Les Liaisons dangereuses

Lettre LXXXIX

Le Vicomte de Valmont au Chevalier Danceny

Si vos affaires ne vont pas toujours aussi vite que vous le voudriez, mon ami, ce n’est pas tout à fait à moi qu’il faut vous en prendre. J’ai ici plus d’un obstacle à vaincre. La vigilance et la sévérité de Mme de Volanges ne sont pas les seuls ; votre jeune amie m’en oppose aussi quelques-uns. Soit froideur ou timidité, elle ne fait pas toujours ce que je lui conseille, et je crois cependant savoir mieux qu’elle ce qu’il faut faire.

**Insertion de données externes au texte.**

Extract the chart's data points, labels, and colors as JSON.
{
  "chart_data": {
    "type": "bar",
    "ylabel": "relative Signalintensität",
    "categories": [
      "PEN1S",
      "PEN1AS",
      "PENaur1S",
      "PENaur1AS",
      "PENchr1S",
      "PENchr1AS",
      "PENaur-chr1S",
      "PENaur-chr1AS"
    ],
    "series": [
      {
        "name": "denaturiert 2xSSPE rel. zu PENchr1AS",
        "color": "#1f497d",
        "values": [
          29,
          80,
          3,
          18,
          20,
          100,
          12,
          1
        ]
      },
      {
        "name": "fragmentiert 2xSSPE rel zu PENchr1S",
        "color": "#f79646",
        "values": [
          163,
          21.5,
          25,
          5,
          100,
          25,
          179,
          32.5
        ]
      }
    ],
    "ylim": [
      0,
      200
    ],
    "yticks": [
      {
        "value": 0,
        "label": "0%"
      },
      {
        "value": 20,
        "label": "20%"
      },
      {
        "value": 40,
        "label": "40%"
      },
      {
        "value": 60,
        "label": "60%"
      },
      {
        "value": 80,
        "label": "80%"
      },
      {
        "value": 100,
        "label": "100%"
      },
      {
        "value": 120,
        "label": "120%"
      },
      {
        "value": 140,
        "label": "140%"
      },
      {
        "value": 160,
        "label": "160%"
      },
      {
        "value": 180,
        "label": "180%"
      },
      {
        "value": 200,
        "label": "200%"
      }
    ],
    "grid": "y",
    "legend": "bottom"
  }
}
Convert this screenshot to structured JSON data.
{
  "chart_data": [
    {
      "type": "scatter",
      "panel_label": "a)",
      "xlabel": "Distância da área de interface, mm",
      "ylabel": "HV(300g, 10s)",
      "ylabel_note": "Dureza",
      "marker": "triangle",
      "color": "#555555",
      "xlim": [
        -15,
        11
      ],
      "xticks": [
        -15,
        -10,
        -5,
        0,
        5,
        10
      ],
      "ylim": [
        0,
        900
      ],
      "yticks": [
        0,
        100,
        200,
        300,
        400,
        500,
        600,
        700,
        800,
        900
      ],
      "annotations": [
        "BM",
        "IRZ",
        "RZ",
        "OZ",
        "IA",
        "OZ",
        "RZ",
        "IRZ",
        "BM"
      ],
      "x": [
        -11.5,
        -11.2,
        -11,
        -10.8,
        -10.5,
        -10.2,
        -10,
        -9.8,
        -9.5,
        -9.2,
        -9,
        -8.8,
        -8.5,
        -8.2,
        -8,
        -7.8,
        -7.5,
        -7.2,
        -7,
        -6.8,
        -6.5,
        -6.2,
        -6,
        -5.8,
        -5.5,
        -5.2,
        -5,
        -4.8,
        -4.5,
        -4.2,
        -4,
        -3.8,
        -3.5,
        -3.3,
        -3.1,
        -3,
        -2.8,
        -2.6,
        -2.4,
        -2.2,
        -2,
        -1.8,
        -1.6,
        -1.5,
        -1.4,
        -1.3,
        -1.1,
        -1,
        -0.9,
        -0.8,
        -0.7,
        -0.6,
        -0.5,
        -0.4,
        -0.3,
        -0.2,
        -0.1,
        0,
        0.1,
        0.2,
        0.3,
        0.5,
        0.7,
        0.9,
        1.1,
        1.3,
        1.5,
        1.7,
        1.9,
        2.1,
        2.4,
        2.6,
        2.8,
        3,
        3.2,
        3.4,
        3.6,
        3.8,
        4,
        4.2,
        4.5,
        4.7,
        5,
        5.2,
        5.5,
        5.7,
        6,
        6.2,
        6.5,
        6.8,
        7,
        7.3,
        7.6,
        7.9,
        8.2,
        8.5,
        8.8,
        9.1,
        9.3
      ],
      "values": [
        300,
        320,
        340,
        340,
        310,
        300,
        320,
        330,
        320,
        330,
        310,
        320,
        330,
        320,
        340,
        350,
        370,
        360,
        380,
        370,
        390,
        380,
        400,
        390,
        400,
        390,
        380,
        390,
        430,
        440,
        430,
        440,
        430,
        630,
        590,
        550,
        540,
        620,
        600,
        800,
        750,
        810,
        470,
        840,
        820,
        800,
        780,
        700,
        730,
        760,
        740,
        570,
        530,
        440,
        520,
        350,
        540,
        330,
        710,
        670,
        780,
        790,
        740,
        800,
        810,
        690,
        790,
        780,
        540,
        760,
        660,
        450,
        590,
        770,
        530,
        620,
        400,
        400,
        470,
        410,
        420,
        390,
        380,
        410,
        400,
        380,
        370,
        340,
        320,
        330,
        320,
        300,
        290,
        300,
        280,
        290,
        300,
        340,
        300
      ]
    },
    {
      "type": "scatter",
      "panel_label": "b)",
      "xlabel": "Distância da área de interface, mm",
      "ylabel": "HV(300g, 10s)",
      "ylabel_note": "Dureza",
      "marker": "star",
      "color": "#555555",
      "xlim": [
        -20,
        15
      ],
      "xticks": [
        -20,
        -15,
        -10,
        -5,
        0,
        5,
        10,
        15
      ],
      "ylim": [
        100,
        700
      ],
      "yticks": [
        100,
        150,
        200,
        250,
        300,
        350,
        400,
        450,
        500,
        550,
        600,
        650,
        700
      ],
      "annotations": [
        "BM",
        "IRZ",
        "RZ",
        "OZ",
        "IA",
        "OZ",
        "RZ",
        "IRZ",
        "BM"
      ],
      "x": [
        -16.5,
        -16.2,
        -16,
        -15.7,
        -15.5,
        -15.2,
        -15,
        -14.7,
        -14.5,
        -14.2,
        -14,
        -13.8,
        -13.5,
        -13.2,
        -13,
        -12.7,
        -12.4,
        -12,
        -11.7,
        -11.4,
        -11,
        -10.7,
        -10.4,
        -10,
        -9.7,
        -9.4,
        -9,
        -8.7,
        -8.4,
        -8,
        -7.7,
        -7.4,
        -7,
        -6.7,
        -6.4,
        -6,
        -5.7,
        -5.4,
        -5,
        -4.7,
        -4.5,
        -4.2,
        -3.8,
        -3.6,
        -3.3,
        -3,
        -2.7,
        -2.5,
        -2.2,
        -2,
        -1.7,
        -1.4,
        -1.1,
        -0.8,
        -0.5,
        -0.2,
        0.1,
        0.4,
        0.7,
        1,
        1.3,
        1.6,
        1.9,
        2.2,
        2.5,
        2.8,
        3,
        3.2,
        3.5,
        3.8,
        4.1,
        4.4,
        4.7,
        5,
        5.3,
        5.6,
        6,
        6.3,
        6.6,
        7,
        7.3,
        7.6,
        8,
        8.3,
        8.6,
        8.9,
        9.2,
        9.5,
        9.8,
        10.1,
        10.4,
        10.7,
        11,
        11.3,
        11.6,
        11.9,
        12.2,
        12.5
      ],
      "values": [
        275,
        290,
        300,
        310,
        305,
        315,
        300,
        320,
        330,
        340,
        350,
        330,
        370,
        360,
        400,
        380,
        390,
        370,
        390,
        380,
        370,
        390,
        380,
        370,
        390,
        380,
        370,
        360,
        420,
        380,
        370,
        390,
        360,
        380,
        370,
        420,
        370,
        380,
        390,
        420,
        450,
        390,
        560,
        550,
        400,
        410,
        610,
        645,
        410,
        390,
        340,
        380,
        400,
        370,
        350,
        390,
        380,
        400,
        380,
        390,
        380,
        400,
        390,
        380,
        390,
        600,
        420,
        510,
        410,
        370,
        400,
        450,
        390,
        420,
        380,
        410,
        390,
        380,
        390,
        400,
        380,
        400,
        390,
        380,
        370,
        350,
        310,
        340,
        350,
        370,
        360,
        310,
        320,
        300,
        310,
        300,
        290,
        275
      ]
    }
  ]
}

J’avais trouvé un moyen simple, commode et sûr de lui remettre vos lettres, et même de faciliter par la suite, les entrevues que vous désirez, mais je n’ai pu la décider à s’en servir. J’en suis d’autant plus affligé que je n’en vois pas d’autre pour vous rapprocher d’elle et que, même pour votre correspondance, je crains sans cesse de nous compromettre tous trois. Or vous jugez que je ne veux ni courir ce risque-là, ni vous exposer l’un et l’autre.

Je serais pourtant vraiment peiné que le peu de confiance de votre petite amie m’empêchât de vous être utile ; peut-être feriez-vous bien de lui en écrire. Voyez ce que vous voulez faire, c’est à vous seul à décider, car ce n’est pas assez de servir ses amis, il faut encore les servir à leur manière. Ce pourrait être aussi une façon de plus de vous assurer de ses sentiments pour vous, car la femme qui garde une volonté à elle n’aime pas autant qu’elle le dit.

Ce n’est pas que je soupçonne votre maîtresse d’inconstance, mais elle est bien jeune, elle a grand’peur de sa maman qui, comme vous le savez, ne cherche qu’à vous nuire, et peut-être serait-il dangereux de rester trop longtemps sans l’occuper de vous. N’allez pas cependant vous inquiéter à un certain point de ce que je vous dis là. Je n’ai dans le fond nulle raison de méfiance, c’est uniquement la sollicitude de l’amité.

Je ne vous écris pas plus longuement, parce que j’ai bien aussi quelques affaires pour mon compte. Je ne suis pas aussi avancé que vous, mais j’aime autant ; et cela console et quand je ne réussirais pas pour moi, si je parviens à vous être utile, je trouverai que j’ai bien employé mon temps.

Au château de.., ce 26 septembre 17**.